The announcement of the privatisation of British Steel is good news for the coal industry in Wales. There is no doubt that the two steelworks in question in south Wales are the strongest and most modern in the region, and with all the advantages of commercial freedom in future they are the most likely to be the beneficiaries of substantial investment. I think that this is good news for the coal industry. It will be good news if the negotiations on six-day production succeed and there is investment at Margam.

Is the Secretary of State aware of the proposals by the Opencast Executive in my constituency that are creating disquiet and unease among residents, especially those at Cheapside, Liverpool road? Will the right hon. Gentleman or another Welsh Office Minister visit the area to meet the residents and hear their worries? Does the right hon. Gentleman know that good agricultural land is at risk and that residents fear for nearby amenities?

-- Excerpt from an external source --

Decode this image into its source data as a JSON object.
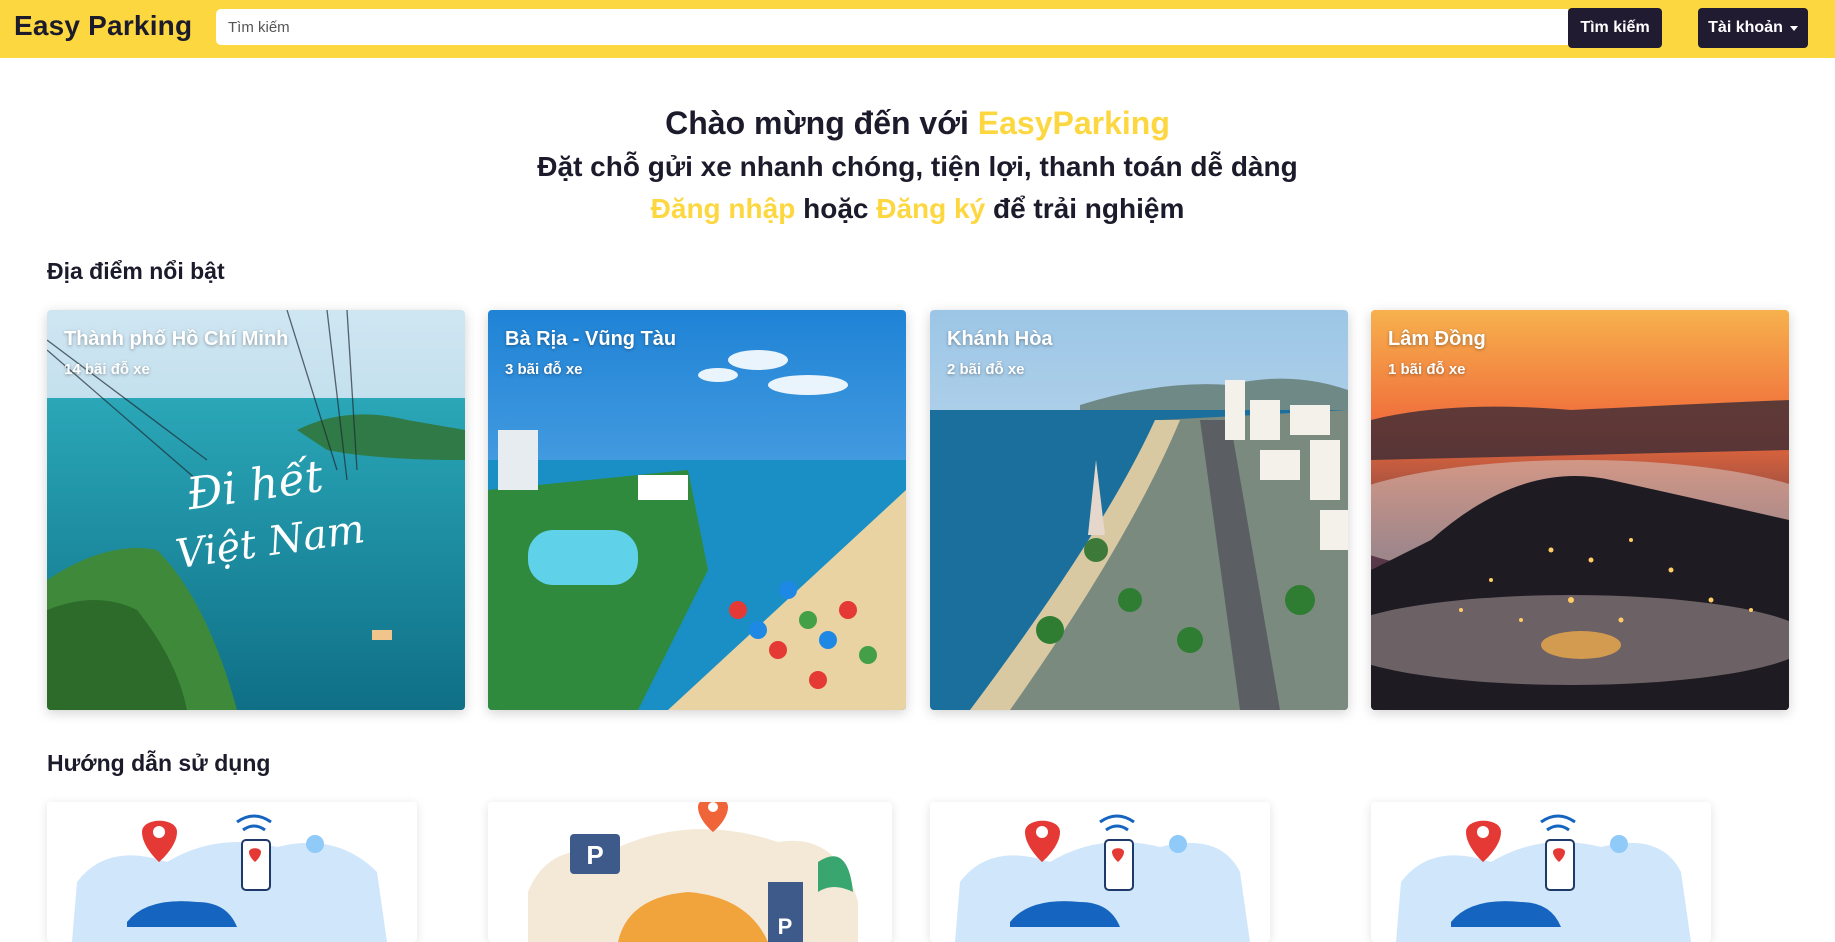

In former capacities I have become well aware that there is anxiety wherever opencast mining takes place. It must be recognised that opencast mining is an important part of the Welsh coal industry as a whole and makes an exceedingly important contribution to its success.

Will my right hon. Friend take this opportunity to congratulate British Coal on the new £50 million surface drift mine at Point of Ayr in my constituency, which will enable output to increase by 30 per cent. to 600,000 tonnes a year? In only five weeks the new mine has resulted in an increase in output per man shift from 2·8 tonnes to 3·8 tonnes.

Yes. There are many other examples of substantially increased productivity. Hon. Members on both sides of the House should reflect that since March 1985, £100 million has been invested in the Welsh coal industry.